Coastal communities struggle to protect houses as high waves undermine beaches
As strong waves and higher than normal tides continue to batter Ecuador’s coastline, municipal governments are scrambling to figure out how to keep homes and business from falling into the ocean.
“They need to do something quick or these houses will be gone,” said Manabi fisherman Omar Sanchez after he had watched his storage shed fall into the water on Thursday. He added: “Even the big houses are about to go under water,” pointing to modern two-story structure down the beach surrounded on three sides by a rock barrier.
Meeting on Wednesday, some members of the Crucita municipal council urged the immediate construction of rock jetties to protect a dozen vulnerable structures, some of them only feet from the ocean. “We can’t wait or these properties will be gone,” she said.
A local citizen, however, questioned the wisdom of investing in jetties and sea walls at the beginning of an El Niño. “The waves will only get stronger as the storms come in,” said Paúl Ruiz. “I don’t think they can build anything to save these houses and, even if they do, they will be destroyed.”

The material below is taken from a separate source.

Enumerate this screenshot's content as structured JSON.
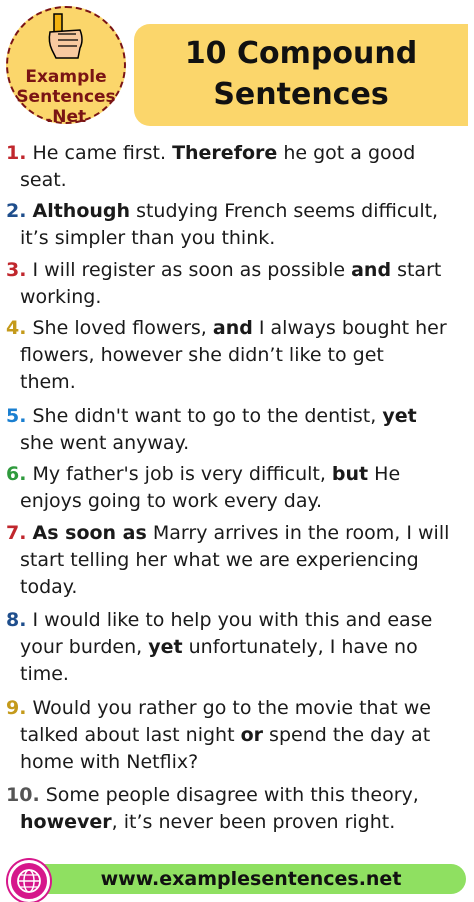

A hundred kilometers down the coastline, in Santa Elena Province, officials are not only worried about houses, but the main Ruta del Sol highway. Because of the fear that part of the highway will fall into the surf, motorists have been forced to use one lane. A highway engineer looking at the damage between Monteverde and San Pablo said that his office is considering several options. “We need to keep traffic moving but we can’t invest money in projects that might be destroyed as the weather gets worse,” he said.
Besides dealing with strong waves and tides, the coast is expecting more rain on Friday and Saturday. Guayas and Esmeraldas Provinces have been declared disaster areas due to rains on Sunday and Monday which have left hundreds homeless.